Cosi dice Dio:
“Vi darò un cuore nuovo
e metterò dentro di voi uno spirito nuovo” (Ezechiele 36,26)

Magari, ma come’è possibile? Questo mi chiedo ben consapevole quanto è difficile cambiare le piccole abitudini o di lasciare dei modelli provati. E tanto meno osare una nuova partenza cambiando una cosa radicalmente.

Come Israele all’epoca, anche noi siamo spesso un popolo caparbio e capriccioso che preferisce seguire le vie costruite da sé invece di farsi guidare da Dio. Va detta una parola netta anche se nessuno la vorrà sentire.

Ezechiele ne sa qualcosa perché egli deve dare al suo popolo caparbio e capriccioso degli annunci chiari. Era uno dei primi che fu condotto in esilio dall’Israele a Babilonia dove la colonia giudaica ora visse senza re, senza terra e senza tempio. A quell’epoca fare il profeta non era un compito semplice. Per questo Dio stesso lo mette in guardia:

A questi figli dalla faccia dura e dal cuore ostinato io ti mando. Tu dirai loro: “Così parla il Signore, Dio”. Tu riferirai loro le mie parole, sia che ti ascoltino sia che non ti ascoltino, poiché sono ribelli. (Ezechiele 2, 4+7)

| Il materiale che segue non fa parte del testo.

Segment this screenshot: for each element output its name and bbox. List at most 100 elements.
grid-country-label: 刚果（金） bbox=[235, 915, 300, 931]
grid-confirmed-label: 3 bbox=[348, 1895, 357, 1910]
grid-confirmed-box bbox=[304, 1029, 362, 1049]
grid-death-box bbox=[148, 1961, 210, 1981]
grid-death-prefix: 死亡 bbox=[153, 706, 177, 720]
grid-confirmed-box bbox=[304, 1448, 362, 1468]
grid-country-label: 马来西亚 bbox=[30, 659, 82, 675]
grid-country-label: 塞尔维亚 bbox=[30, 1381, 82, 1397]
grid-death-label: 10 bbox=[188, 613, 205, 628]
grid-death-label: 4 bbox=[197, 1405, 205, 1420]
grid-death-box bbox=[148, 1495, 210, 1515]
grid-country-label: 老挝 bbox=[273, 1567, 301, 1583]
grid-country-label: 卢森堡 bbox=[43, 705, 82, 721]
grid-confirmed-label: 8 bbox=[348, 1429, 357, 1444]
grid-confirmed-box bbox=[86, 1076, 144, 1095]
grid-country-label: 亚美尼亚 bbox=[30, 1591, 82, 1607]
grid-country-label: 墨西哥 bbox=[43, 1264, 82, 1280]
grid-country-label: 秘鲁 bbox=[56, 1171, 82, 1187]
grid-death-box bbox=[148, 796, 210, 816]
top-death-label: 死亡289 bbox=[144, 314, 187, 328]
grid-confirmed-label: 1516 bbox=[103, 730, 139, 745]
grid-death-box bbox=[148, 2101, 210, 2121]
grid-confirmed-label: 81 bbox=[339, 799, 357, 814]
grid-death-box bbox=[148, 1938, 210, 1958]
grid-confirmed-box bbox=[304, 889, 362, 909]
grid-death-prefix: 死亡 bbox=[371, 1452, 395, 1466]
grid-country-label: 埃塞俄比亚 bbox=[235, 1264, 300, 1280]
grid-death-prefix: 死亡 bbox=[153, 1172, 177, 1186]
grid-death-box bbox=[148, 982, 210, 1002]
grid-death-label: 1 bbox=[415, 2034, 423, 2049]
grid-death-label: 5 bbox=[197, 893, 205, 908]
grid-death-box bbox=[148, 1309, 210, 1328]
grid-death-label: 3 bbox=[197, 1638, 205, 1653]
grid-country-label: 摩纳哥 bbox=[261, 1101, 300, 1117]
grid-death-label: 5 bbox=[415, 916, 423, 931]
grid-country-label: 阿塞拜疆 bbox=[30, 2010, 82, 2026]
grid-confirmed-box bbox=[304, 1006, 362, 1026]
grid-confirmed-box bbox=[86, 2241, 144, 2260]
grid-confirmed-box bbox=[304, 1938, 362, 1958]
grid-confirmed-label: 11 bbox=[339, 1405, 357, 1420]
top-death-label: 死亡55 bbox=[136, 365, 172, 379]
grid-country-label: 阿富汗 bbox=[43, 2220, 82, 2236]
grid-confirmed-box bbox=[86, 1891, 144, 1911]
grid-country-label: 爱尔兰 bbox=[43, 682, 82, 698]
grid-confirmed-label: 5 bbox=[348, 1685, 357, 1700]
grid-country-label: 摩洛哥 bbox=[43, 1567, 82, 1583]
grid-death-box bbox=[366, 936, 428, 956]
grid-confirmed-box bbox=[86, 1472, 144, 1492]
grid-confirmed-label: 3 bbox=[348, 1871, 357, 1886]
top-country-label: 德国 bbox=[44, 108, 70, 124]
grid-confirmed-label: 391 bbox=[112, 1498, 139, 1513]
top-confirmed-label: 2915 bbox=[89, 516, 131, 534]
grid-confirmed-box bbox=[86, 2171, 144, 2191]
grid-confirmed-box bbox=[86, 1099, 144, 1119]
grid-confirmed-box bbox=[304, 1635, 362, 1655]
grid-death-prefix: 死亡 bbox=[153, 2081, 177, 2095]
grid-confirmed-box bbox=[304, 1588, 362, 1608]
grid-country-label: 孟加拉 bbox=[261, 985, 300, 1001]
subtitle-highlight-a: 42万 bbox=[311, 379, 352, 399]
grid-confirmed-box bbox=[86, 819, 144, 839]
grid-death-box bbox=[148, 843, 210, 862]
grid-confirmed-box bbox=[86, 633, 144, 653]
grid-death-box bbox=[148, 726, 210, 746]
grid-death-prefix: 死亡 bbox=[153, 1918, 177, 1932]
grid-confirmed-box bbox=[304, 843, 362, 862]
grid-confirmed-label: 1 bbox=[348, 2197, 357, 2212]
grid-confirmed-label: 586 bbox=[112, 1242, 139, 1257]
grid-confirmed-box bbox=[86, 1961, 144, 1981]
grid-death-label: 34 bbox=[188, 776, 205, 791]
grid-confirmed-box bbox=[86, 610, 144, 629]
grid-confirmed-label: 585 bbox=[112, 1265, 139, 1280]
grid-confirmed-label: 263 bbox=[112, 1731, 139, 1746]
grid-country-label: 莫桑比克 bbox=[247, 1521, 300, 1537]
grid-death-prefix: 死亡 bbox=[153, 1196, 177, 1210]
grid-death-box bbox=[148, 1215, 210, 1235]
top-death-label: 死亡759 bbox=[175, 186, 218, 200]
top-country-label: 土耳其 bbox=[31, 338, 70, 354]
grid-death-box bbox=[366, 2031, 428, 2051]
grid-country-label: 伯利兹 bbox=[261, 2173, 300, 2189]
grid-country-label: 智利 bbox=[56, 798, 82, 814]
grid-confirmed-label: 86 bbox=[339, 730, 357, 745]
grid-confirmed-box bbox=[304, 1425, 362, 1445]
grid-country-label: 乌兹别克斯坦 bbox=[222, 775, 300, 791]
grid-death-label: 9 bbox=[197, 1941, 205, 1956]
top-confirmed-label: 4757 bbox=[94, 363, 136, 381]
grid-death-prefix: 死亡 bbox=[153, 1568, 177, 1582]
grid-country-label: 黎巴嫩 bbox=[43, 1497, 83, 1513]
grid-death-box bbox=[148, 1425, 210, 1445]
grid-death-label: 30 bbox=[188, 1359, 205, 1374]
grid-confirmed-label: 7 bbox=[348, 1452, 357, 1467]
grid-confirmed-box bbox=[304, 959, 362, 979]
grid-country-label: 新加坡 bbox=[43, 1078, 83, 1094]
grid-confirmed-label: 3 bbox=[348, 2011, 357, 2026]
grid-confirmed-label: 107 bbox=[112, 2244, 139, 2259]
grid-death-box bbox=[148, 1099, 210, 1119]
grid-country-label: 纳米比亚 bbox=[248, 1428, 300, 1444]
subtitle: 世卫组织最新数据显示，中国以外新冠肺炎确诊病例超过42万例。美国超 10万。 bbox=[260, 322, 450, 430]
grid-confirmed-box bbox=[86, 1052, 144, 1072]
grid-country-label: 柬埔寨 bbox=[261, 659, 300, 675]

Con sempre nuovi immagini il profeta cerca di trasmettere il messaggio di Dio, un messaggio pieno di lamentele e sospiri verso il suo popolo. Ma Israele non vuole mica sentire questo messaggio. E proprio a questo punto Dio fa la sua offerta: “Vi darò un cuore nuovo e metterò dentro di voi uno spirito nuovo”.

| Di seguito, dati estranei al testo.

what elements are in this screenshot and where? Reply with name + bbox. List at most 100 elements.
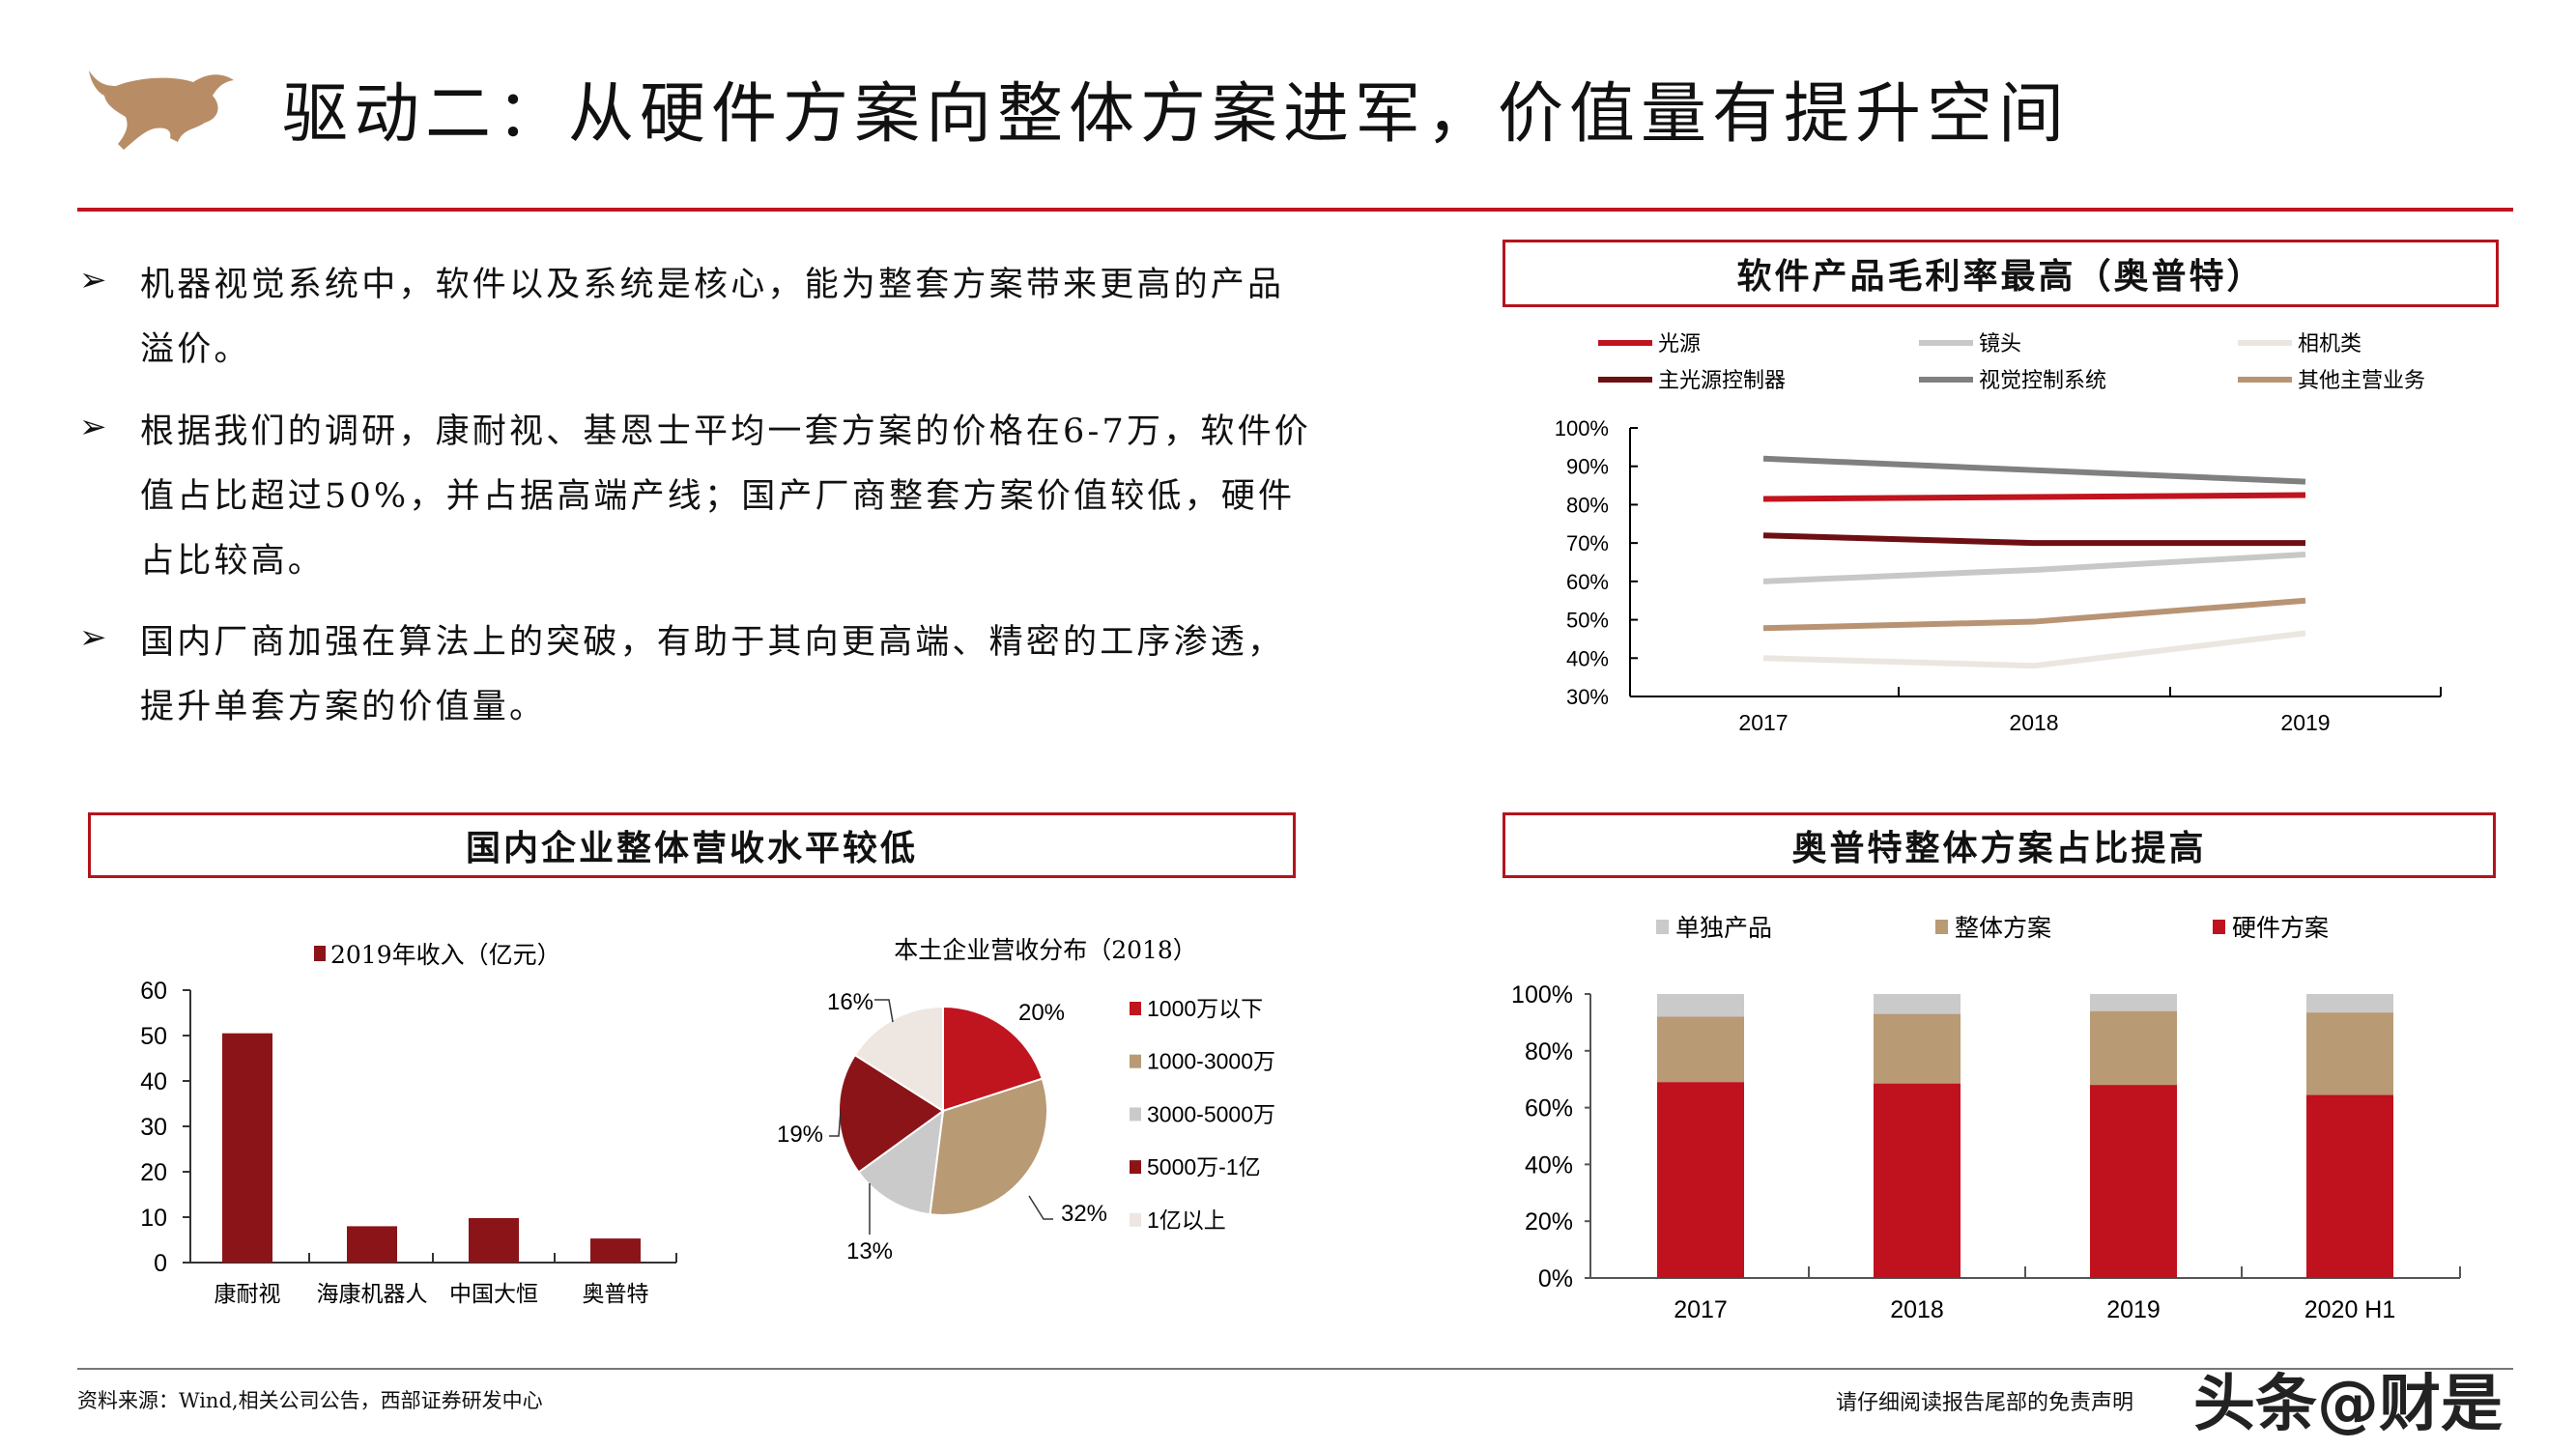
bar-3-1 [2306,1012,2393,1095]
y-tick-label: 20% [1525,1208,1573,1236]
y-tick-label: 0 [154,1250,167,1277]
x-tick-label: 2019 [2280,710,2330,735]
legend-swatch [1130,1054,1141,1068]
legend-swatch [1130,1002,1141,1015]
bullet-marker-icon: ➢ [79,408,107,446]
bar-3-2 [2306,1094,2393,1278]
pie-title: 本土企业营收分布（2018） [894,936,1197,964]
x-tick-label: 2018 [1890,1296,1944,1323]
y-tick-label: 20 [140,1159,167,1186]
bar-2-0 [2090,994,2177,1011]
pie-data-label: 16% [827,989,873,1015]
y-tick-label: 100% [1511,981,1573,1009]
share-chart-title: 奥普特整体方案占比提高 [1503,812,2496,878]
y-tick-label: 10 [140,1205,167,1232]
pie-data-label: 19% [777,1122,823,1148]
bar-0-0 [1657,994,1744,1017]
legend-label: 视觉控制系统 [1979,369,2106,393]
leader-line [1028,1195,1053,1220]
x-tick-label: 2020 H1 [2304,1296,2396,1323]
legend-swatch [1935,920,1948,934]
legend-swatch [1656,920,1669,934]
x-tick-label: 康耐视 [215,1282,281,1307]
legend-label: 整体方案 [1955,914,2051,942]
y-tick-label: 90% [1566,455,1609,479]
pie-slice-3 [838,1053,945,1174]
legend-label: 1亿以上 [1147,1208,1226,1233]
legend-label: 光源 [1658,332,1701,356]
y-tick-label: 60% [1525,1095,1573,1122]
y-tick-label: 100% [1555,416,1609,440]
watermark: 头条@财是 [2193,1369,2503,1440]
y-tick-label: 0% [1538,1265,1573,1293]
bar-0 [222,1033,272,1263]
bullet-marker-icon: ➢ [79,261,107,299]
legend-label: 硬件方案 [2232,914,2329,942]
legend-label: 单独产品 [1675,914,1772,942]
series-line-4 [1762,455,2306,485]
disclaimer-note: 请仔细阅读报告尾部的免责声明 [1836,1391,2134,1415]
x-tick-label: 2017 [1674,1296,1728,1323]
pie-data-label: 13% [846,1238,893,1264]
y-tick-label: 80% [1525,1038,1573,1065]
pie-data-label: 32% [1061,1201,1107,1227]
bar-3-0 [2306,994,2393,1013]
pie-slice-2 [857,1108,945,1216]
bar-3 [590,1238,641,1263]
x-tick-label: 中国大恒 [449,1282,538,1307]
pie-slice-0 [942,1005,1044,1113]
y-tick-label: 40% [1566,646,1609,670]
pie-data-label: 20% [1018,1000,1065,1026]
bar-1-2 [1874,1083,1961,1278]
legend-label: 主光源控制器 [1658,369,1786,393]
bar-1 [347,1226,397,1263]
y-tick-label: 60% [1566,570,1609,594]
y-tick-label: 50% [1566,609,1609,633]
title-divider [77,208,2513,212]
page-title: 驱动二：从硬件方案向整体方案进军，价值量有提升空间 [282,76,2071,153]
pie-slice-1 [929,1077,1048,1216]
x-tick-label: 2018 [2009,710,2058,735]
y-tick-label: 50 [140,1023,167,1050]
bar-2 [469,1217,519,1263]
legend-swatch [1130,1107,1141,1122]
legend-label: 5000万-1亿 [1147,1154,1261,1179]
line-chart-title: 软件产品毛利率最高（奥普特） [1503,240,2499,307]
legend-label: 1000万以下 [1147,996,1263,1021]
legend-label: 其他主营业务 [2298,369,2425,393]
y-tick-label: 70% [1566,531,1609,555]
x-tick-label: 2017 [1738,710,1788,735]
bar-0-2 [1657,1082,1744,1278]
bar-2-1 [2090,1010,2177,1086]
series-line-1 [1762,552,2306,584]
bar-1-1 [1874,1013,1961,1084]
bull-logo-icon [89,71,234,150]
y-tick-label: 40 [140,1068,167,1095]
legend-swatch [1130,1160,1141,1175]
legend-swatch [314,946,326,961]
legend-swatch [2213,920,2225,934]
revenue-chart-title: 国内企业整体营收水平较低 [88,812,1296,878]
series-line-5 [1762,597,2306,632]
y-tick-label: 80% [1566,493,1609,517]
y-tick-label: 40% [1525,1151,1573,1179]
series-line-2 [1762,630,2306,669]
bar-1-0 [1874,994,1961,1014]
leader-line [874,999,894,1023]
x-tick-label: 2019 [2106,1296,2161,1323]
x-tick-label: 海康机器人 [317,1282,428,1307]
legend-swatch [1130,1212,1141,1227]
y-tick-label: 30 [140,1114,167,1141]
leader-line [829,1110,842,1137]
bar-2-2 [2090,1085,2177,1278]
bar-0-1 [1657,1016,1744,1083]
legend-label: 2019年收入（亿元） [330,941,561,969]
source-note: 资料来源：Wind,相关公司公告，西部证券研发中心 [77,1389,543,1412]
legend-label: 1000-3000万 [1147,1049,1275,1074]
y-tick-label: 30% [1566,685,1609,709]
y-tick-label: 60 [140,978,167,1005]
series-line-3 [1762,532,2305,547]
series-line-0 [1762,492,2306,502]
x-tick-label: 奥普特 [583,1282,649,1307]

Solo così è possibile – sulle sue forze il popolo non ce la farà di essere veramente il Suo popolo. Dio stesso deve intervenire e apportare cambiamenti. Egli si paragona ad un pastore premuroso:

Le condurrò in ottime pasture e il loro ovile sarà sui monti alti d’Israele; (…) Andrò in cerca della pecora perduta e ricondurrò all’ovile quella smarrita; fascerò quella ferita e curerò quella malata, avrò cura della grassa e della forte; le pascerò con giustizia. (Ezechiele 34, 14+16)

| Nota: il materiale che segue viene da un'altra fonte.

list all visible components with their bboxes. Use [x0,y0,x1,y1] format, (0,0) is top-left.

Sono parole cariche di speranza che significano, però, allo stesso momento che il popolo non può salvarsi da solo ma che dipende dall’intervento e dall’azione di Dio. Ma in ultima conseguenza questo vuol dire che mi devo arrendere per sussistere davanti a Dio? Infatti, per le nostre orecchie, oggi, suona come una provocazione inaccettabile. In un tempo dell’autodeterminazione e dove l’indipendenza sembrano essere la misura di tutte le cose. Bensì soffriamo delle conseguenze distruttive della prepotenza e delle colpe umane. Ma facciamo fatica di parlare di peccato o colpa – particolarmente per quanto riguarda noi stessi. Tanto più grande è il desiderio di cambiamento e salvezza – nella nostra vita personale quanto nella nostra società e nel mondo intero che sembra uscito fuori dai cardini.

Con la promessa che rappresenta il motto biblico per il 2017 Dio stesso fa un nuovo inizio, un cuore nuovo e uno spirito nuovo. Il cuore rappresenta sempre il centro dell’esistenza umana, dell’uomo nella sua interezza. Qui si tratta di un cambiamento dell’uomo intero, delle sue relazioni. Si tratta di un rapporto profondo tra Dio e l’uomo, tra Creatore e creatura il quale richiede l’uomo intero.

E’ una vita che si costituisce in Colui che ha di fronte e si orienta a Lui. Possiamo dire: una nuova creazione. Anche se l’uomo perde continuamente Dio dal suo cuore e dalla sua mente, Dio resta fedele e ci dona sempre quello che è indispensabile per un rapporto vivo: Un cuore nuovo e uno spirito nuovo. In quest’anno mi accompagnerà una domanda: sono disposta ad avventurarmi in
questo, di affidarmi pienamente al buon Pastore? Mi farò donare un cuore nuovo e il Suo Spirito vivente con la promessa e allo stesso tempo con il rischio che niente rimane come è adesso?
Auguro a tutti voi di farvi accompagnare da questa domanda nell’anno nuovo e dalla promessa contenuta in essa se vogliamo e possiamo accoglierla. Per un davvero nuovo protetto e benedetto anno perché viviamo nella promessa di Dio.